尹錫悦(ユン・ソクヨル)大統領が、先の大統領選挙で(政治ブローカーの)ミョン・テギュン氏に世論調査などの支援を受けた見返りに、キム・ヨンソン前議員に公認を与えたという疑惑が次第に明らかになっている。これと関連し、(尹大統領夫人の)キム・ゴンヒ女史が電話で話した肉声が公開され、この事件を捜査した昌原(チャンウォン)地検の検事たちがキム女史捜査の必要性を摘示した報告書に連署した事実も明らかになった。にもかかわらず、検察の捜査は遅々として進まない。ドイツモーターズ株価操作事件の捜査で見られた「キム女史庇護」を繰り返すつもりなのか。
時事週刊誌「時事IN」が24日公開した録音ファイルには、尹大統領夫妻がキム前議員の公認に介入した情況がはっきりと含まれている。尹大統領は2022年5月9日の通話で、キム前議員の公認を求めるミョン氏に対し、「とにかく(ユン)サンヒョンにもう一度言う」と語った。約40分後にはキム女史がミョン氏に電話して「大統領(当時は就任前)がいま電話したが、大統領の名前を出さずに『このまま進めてくれ』と言った」と語った。 尹大統領が公認管理委員長だった「国民の力」のユン・サンヒョン議員にキム前議員を公認するよう圧力を加えた事実が明らかになった通話内容だ。
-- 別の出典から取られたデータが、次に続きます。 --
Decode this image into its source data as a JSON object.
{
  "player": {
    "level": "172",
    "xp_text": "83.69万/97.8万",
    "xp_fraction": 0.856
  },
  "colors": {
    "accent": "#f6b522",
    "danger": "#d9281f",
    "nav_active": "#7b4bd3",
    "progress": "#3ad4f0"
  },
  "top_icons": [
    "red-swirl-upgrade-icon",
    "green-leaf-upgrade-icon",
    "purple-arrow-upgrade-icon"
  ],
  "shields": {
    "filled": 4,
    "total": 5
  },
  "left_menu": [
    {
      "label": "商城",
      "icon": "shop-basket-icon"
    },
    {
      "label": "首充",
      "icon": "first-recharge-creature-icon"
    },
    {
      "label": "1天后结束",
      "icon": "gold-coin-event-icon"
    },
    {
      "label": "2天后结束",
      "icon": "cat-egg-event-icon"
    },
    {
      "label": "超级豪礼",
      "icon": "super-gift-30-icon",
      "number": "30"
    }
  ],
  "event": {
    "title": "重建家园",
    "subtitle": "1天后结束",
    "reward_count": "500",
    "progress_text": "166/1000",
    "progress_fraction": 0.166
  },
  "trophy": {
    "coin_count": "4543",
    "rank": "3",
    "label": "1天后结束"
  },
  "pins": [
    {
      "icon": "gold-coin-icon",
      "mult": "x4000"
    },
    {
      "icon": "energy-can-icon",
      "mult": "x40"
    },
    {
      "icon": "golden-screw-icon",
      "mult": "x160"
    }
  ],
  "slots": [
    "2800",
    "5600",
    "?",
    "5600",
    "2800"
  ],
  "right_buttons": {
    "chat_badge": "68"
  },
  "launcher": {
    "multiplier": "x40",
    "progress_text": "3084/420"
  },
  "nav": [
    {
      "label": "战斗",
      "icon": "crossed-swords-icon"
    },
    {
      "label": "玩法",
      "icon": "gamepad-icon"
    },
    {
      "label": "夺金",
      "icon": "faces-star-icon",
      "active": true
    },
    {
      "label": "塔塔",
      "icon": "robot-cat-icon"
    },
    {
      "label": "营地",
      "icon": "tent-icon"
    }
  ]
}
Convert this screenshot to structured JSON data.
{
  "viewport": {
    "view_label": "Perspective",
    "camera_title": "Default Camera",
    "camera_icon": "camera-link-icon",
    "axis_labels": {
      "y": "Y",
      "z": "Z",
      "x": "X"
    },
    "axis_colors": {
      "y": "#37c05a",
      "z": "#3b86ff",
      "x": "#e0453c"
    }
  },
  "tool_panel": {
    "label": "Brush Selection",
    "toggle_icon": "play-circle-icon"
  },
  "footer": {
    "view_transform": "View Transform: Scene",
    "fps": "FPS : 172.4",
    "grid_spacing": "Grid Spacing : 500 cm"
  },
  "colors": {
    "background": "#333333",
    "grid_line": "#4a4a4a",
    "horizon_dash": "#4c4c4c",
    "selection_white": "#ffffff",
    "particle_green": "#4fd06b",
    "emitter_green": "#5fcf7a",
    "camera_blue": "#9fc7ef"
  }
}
大統領選当時、尹大統領に有利な世論調査をミョン氏が操作した過程にキム夫人が介入していたという疑惑も深まっている。昌原地検捜査チームは昨年11月13日、「世論調査会社『PNR』に対する家宅捜索の必要性」という捜査報告書を作成したが、同報告書は「キム女史が世論調査を単なる参考用として提供されたのではなく、尹錫悦候補に有利な世論調査をミョン氏に要請したのではないかと疑うだけの情況がある」と指摘した。異例に検事8人がこの報告書に連署した事実も確認された。検察が確保した証拠に照らしてみると、キム女史に対する捜査の必要性がはっきりしているという意見を示したものといえる。
にもかかわらず、検察はその後3カ月が過ぎても捜査を進めていない。昨年、ドイツモーターズの株価操作事件で容疑が明確なキム女史について、名ばかりの取り調べを行った末に、嫌疑なしの処分にした検察は、今回も同じ屈辱を自ら買って出た。大統領とその夫人が関わっている事件なら、犯罪容疑にも目をつぶり、ただ時間稼ぎをしようとする卑怯な振る舞いをいつまで繰り返すつもりなのか。キム女史は民間人にもかかわらず、盗聴防止機能付き電話(秘話フォン)を使い、12・3非常戒厳前日に国家情報院長に携帯メールを送るなど、内乱事態にもかかわったのではないかという疑惑が持ち上がっている。検察が厳正な捜査の意志を示さないなら、特検を通じて必ずすべての疑惑を明らかにしなければならない。